According to an article in Vermont Digger, a provision in the recent fiscal cliff deal could end up shifting medicare costs to Vermont hospitals:
An appendage to the fiscal cliff deal that Congress passed last week kicked a 26.5 percent cut in Medicare physician payments down the road for another year.
But the temporary “Doc Fix,” as it is popularly called, comes at the expense of hospitals’ bottom lines, and some Vermont providers and government officials are concerned that the federal decision will drive up the cost of care in the Green Mountain State.
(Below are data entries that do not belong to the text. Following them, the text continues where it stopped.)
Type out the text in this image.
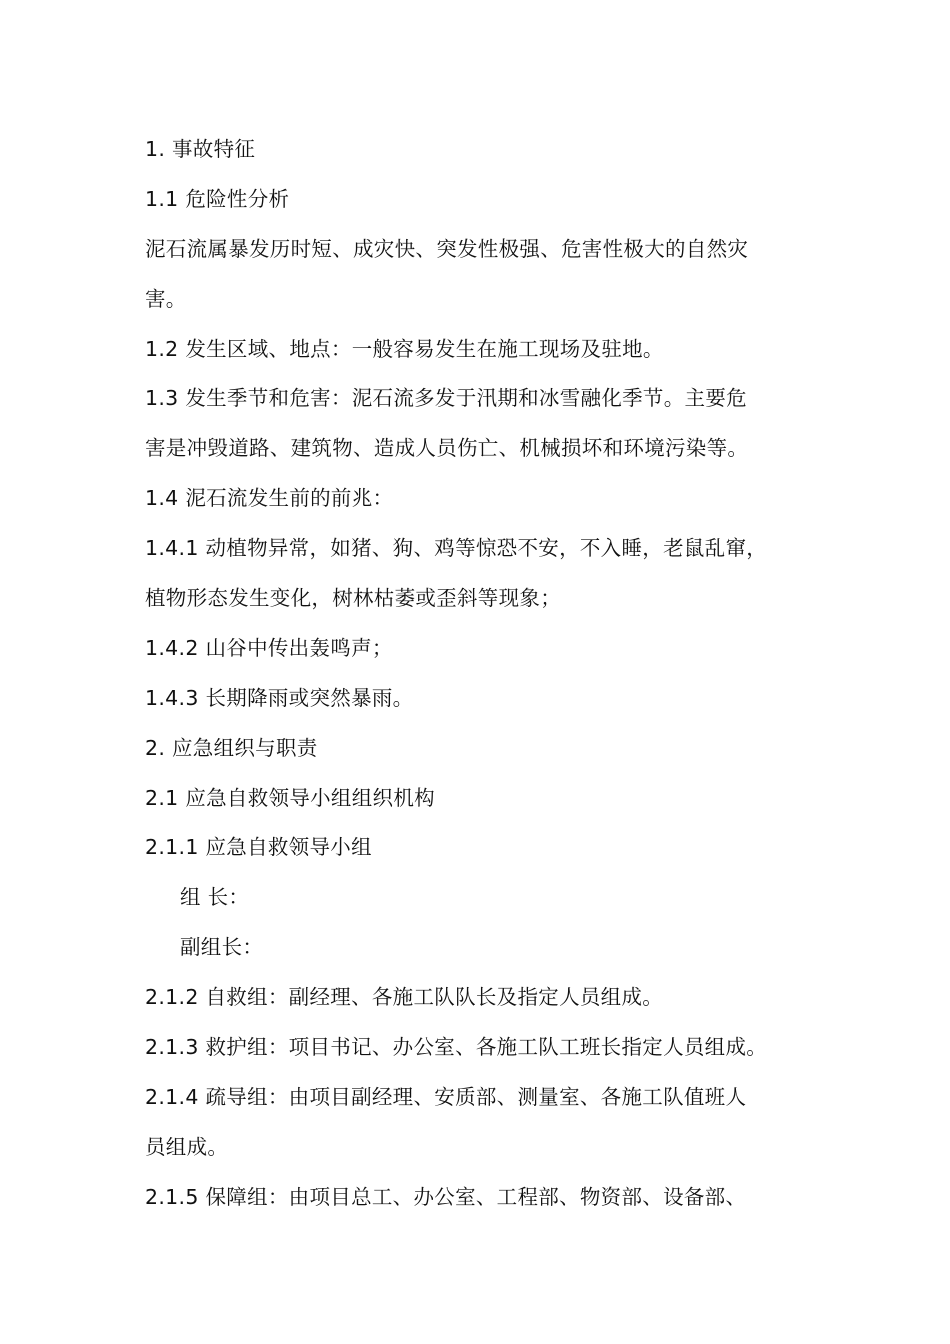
1. 事故特征
1.1 危险性分析
泥石流属暴发历时短、成灾快、突发性极强、危害性极大的自然灾
害。
1.2 发生区域、地点：一般容易发生在施工现场及驻地。
1.3 发生季节和危害：泥石流多发于汛期和冰雪融化季节。主要危
害是冲毁道路、建筑物、造成人员伤亡、机械损坏和环境污染等。
1.4 泥石流发生前的前兆：
1.4.1 动植物异常，如猪、狗、鸡等惊恐不安，不入睡，老鼠乱窜，
植物形态发生变化，树林枯萎或歪斜等现象；
1.4.2 山谷中传出轰鸣声；
1.4.3 长期降雨或突然暴雨。
2. 应急组织与职责
2.1 应急自救领导小组组织机构
2.1.1 应急自救领导小组
组 长：
副组长：
2.1.2 自救组：副经理、各施工队队长及指定人员组成。
2.1.3 救护组：项目书记、办公室、各施工队工班长指定人员组成。
2.1.4 疏导组：由项目副经理、安质部、测量室、各施工队值班人
员组成。
2.1.5 保障组：由项目总工、办公室、工程部、物资部、设备部、
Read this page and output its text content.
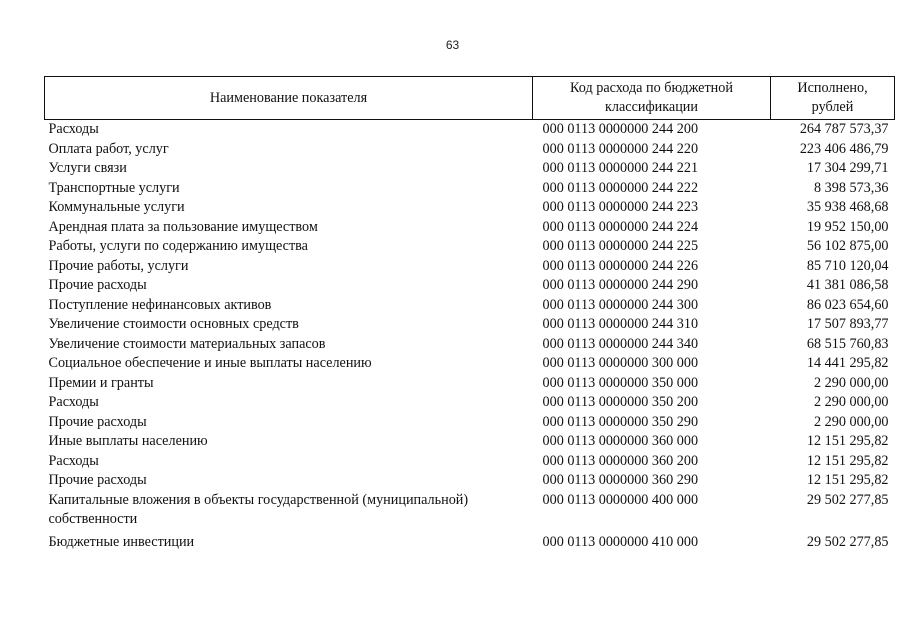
63
Наименование показателя	Код расхода по бюджетной классификации	Исполнено, рублей
Расходы	000 0113 0000000 244 200	264 787 573,37
Оплата работ, услуг	000 0113 0000000 244 220	223 406 486,79
Услуги связи	000 0113 0000000 244 221	17 304 299,71
Транспортные услуги	000 0113 0000000 244 222	8 398 573,36
Коммунальные услуги	000 0113 0000000 244 223	35 938 468,68
Арендная плата за пользование имуществом	000 0113 0000000 244 224	19 952 150,00
Работы, услуги по содержанию имущества	000 0113 0000000 244 225	56 102 875,00
Прочие работы, услуги	000 0113 0000000 244 226	85 710 120,04
Прочие расходы	000 0113 0000000 244 290	41 381 086,58
Поступление нефинансовых активов	000 0113 0000000 244 300	86 023 654,60
Увеличение стоимости основных средств	000 0113 0000000 244 310	17 507 893,77
Увеличение стоимости материальных запасов	000 0113 0000000 244 340	68 515 760,83
Социальное обеспечение и иные выплаты населению	000 0113 0000000 300 000	14 441 295,82
Премии и гранты	000 0113 0000000 350 000	2 290 000,00
Расходы	000 0113 0000000 350 200	2 290 000,00
Прочие расходы	000 0113 0000000 350 290	2 290 000,00
Иные выплаты населению	000 0113 0000000 360 000	12 151 295,82
Расходы	000 0113 0000000 360 200	12 151 295,82
Прочие расходы	000 0113 0000000 360 290	12 151 295,82
Капитальные вложения в объекты государственной (муниципальной) собственности	000 0113 0000000 400 000	29 502 277,85
Бюджетные инвестиции	000 0113 0000000 410 000	29 502 277,85
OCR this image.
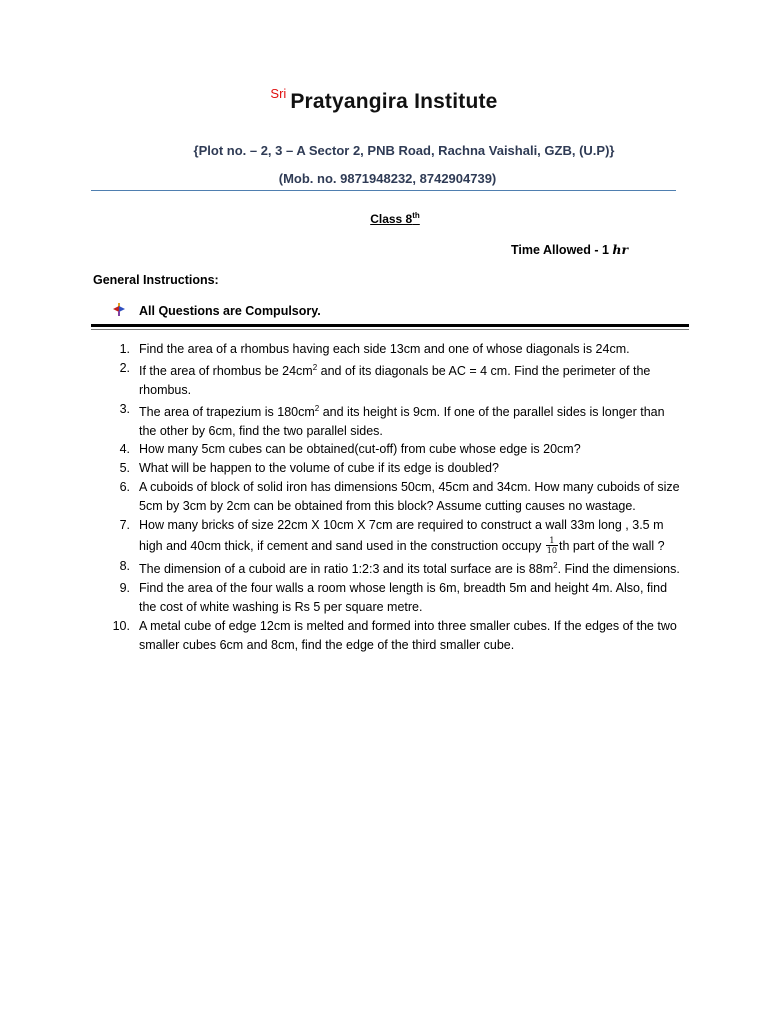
$^{Sri}$ Pratyangira Institute
{Plot no. – 2, 3 – A Sector 2, PNB Road, Rachna Vaishali, GZB, (U.P)}
(Mob. no. 9871948232, 8742904739)
Class 8th
Time Allowed - 1 hr
General Instructions:
All Questions are Compulsory.
1. Find the area of a rhombus having each side 13cm and one of whose diagonals is 24cm.
2. If the area of rhombus be $24cm^2$ and of its diagonals be AC = 4 cm. Find the perimeter of the rhombus.
3. The area of trapezium is $180cm^2$ and its height is 9cm. If one of the parallel sides is longer than the other by 6cm, find the two parallel sides.
4. How many 5cm cubes can be obtained(cut-off) from cube whose edge is 20cm?
5. What will be happen to the volume of cube if its edge is doubled?
6. A cuboids of block of solid iron has dimensions 50cm, 45cm and 34cm. How many cuboids of size 5cm by 3cm by 2cm can be obtained from this block? Assume cutting causes no wastage.
7. How many bricks of size 22cm X 10cm X 7cm are required to construct a wall 33m long , 3.5 m high and 40cm thick, if cement and sand used in the construction occupy $\frac{1}{10}$ th part of the wall ?
8. The dimension of a cuboid are in ratio 1:2:3 and its total surface are is $88m^2$. Find the dimensions.
9. Find the area of the four walls a room whose length is 6m, breadth 5m and height 4m. Also, find the cost of white washing is Rs 5 per square metre.
10. A metal cube of edge 12cm is melted and formed into three smaller cubes. If the edges of the two smaller cubes 6cm and 8cm, find the edge of the third smaller cube.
“The Doc fix is crucial … that had to happen without question,” said Stephen Leffler, chief medical officer at Fletcher Allen Health Care. “But they robbed Peter to pay Paul because they’re going to pay a huge chunk of that by reducing payments to hospitals.”
The payment remedy carries a price tag just north of $25 billion. Of that amount, $10.5 billion is slated to come from Medicare cuts between 2014 and 2018. Another $4.2 billion is set to come from a reduction in Medicaid payments through the disproportionate share program for hospitals that serve a high level of low-income patients. In fiscal year 2011, Vermont hospitals received about $22.5 million in Medicaid disproportionate share payments.
The Shumlin Administration has assured us that our state would be receiving federal assistance to help deal with the costs on Shumlincare. At this rate the only thing we seem to be getting from the federal government is an added health care cost burden. In light of this, perhaps we should take a closer look at the funding numbers when and if they ever are provided to us. If we are counting on federal assistance to make everything add up, we may be living on Fantasy Island.